By 1983, the company had moved away from muliticulturalism to explore wider social issues for its audiences, which tended to be young schoolchildren and preschoolers. From 1988 to 1994, its co-artistic directors, also performers, were Philip Millar, a gifted puppet-maker and designer, and Helen Lunn, writer. Two very successful productions from 1988 were Tadpole, which they co-wrote, and Almost a Dinosaur, written by Jill Morris. The puppeteers explored all the current puppetry styles for their productions. Millar remained the company’s Artistic Director up to the end of 1995.
The company changed its name to Polyglot Puppet Theatre in 1988 and moved into premises previously occupied by a children’s theatre company. Although most of it shows go out on tour, with two or three performers, Polyglot now gained a cozy theatre space for shows in the school holidays. Chris Dickens, Artistic Director from 1995-1997, continued the school tours.
Gilly McInnes, who had written and directed shows for Handspan Theatre Company, was Artistic Director from 1997 to 2000, and worked to secure Polyglot more reliable funding from the Australia Council. Under McInnes, Polyglot continued its exploration of diverse puppetry styles and also began to give support to shows by young independent puppeteers.
McInnes was succeeded in 2000 by Sue Giles, who had written and directed shows for Terrapin Puppet Theatre in Hobart.
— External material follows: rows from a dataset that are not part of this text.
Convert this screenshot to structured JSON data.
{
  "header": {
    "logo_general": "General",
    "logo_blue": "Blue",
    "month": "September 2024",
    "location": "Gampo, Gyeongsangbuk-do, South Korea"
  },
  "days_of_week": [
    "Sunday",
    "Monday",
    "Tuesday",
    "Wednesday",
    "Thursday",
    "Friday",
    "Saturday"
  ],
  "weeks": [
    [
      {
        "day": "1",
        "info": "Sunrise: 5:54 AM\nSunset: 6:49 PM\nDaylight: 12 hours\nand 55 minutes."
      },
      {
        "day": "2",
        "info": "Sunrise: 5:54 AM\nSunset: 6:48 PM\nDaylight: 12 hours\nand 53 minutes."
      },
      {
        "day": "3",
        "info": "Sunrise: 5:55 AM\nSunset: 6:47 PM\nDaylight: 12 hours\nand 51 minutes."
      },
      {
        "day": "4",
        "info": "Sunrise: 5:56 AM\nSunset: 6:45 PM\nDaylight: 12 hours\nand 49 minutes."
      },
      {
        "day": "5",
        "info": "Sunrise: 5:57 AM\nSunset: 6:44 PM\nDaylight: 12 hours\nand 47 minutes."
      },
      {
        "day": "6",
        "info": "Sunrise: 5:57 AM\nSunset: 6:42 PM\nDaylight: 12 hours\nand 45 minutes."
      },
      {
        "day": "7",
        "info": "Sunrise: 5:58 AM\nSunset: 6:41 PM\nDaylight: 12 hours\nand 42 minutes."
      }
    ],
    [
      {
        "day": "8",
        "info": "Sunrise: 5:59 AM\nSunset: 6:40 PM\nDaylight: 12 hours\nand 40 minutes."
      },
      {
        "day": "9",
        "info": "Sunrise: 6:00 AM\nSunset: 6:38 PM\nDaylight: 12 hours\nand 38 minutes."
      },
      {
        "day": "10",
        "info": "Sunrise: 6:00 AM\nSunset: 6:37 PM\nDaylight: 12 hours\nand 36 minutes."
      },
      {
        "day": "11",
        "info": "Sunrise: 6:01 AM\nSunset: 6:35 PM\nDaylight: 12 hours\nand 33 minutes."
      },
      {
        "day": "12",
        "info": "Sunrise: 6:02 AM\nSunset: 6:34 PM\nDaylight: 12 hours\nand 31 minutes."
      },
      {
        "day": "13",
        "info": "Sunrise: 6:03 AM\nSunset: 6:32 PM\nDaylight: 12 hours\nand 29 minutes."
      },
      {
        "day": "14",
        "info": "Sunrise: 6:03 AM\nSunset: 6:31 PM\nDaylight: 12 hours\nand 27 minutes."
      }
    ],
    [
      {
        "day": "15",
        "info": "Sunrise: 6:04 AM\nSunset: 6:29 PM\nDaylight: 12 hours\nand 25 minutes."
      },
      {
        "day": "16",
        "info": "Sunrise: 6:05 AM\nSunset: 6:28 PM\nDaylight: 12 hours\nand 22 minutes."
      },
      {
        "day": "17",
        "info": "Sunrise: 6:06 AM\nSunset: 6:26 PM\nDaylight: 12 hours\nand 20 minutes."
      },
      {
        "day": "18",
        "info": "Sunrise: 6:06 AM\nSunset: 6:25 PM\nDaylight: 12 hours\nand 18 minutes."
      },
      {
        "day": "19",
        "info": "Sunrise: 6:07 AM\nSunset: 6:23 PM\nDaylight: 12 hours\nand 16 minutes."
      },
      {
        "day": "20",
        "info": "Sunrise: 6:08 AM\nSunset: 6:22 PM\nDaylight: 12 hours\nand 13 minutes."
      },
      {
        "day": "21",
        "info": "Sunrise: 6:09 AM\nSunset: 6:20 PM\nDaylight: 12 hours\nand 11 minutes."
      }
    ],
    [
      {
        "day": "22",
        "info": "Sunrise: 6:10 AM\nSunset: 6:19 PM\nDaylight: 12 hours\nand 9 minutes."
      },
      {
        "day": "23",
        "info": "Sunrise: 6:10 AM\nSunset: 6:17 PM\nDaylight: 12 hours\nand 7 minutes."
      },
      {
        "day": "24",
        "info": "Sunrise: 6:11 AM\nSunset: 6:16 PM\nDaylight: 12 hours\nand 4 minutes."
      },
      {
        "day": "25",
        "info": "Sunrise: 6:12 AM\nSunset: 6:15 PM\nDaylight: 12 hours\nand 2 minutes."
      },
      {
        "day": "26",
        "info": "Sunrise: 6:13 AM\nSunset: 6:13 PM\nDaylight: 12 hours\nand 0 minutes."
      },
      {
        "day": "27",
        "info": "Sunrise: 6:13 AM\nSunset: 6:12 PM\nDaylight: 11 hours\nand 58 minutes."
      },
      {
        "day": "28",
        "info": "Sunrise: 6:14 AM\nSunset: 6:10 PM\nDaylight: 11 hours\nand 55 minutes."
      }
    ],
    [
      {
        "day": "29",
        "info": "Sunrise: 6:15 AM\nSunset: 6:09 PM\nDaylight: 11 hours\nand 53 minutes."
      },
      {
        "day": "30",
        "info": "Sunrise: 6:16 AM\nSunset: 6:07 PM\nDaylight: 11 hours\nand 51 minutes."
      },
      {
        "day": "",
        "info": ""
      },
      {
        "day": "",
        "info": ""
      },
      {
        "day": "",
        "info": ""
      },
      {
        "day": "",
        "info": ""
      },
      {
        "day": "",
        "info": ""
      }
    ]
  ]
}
Under Giles, the company continued touring to schools but also branched out into site specific performance, large scale community works and a concentration on children in interactive, immersive works that combine puppetry with many other art forms. Two such projects are High Rise (2001), involving the residents of a housing estate with a high proportion of Muslim migrants and refugees from Africa, and based on their ideas and experiences. We Built This City (2001, and on tour internationally for over a dozen years) is an interactive cardboard construction site created by children and their families.
Polyglot now reaches over 60,000 children every year not only in Australia, but also taking work to Asia, Europe and the United States.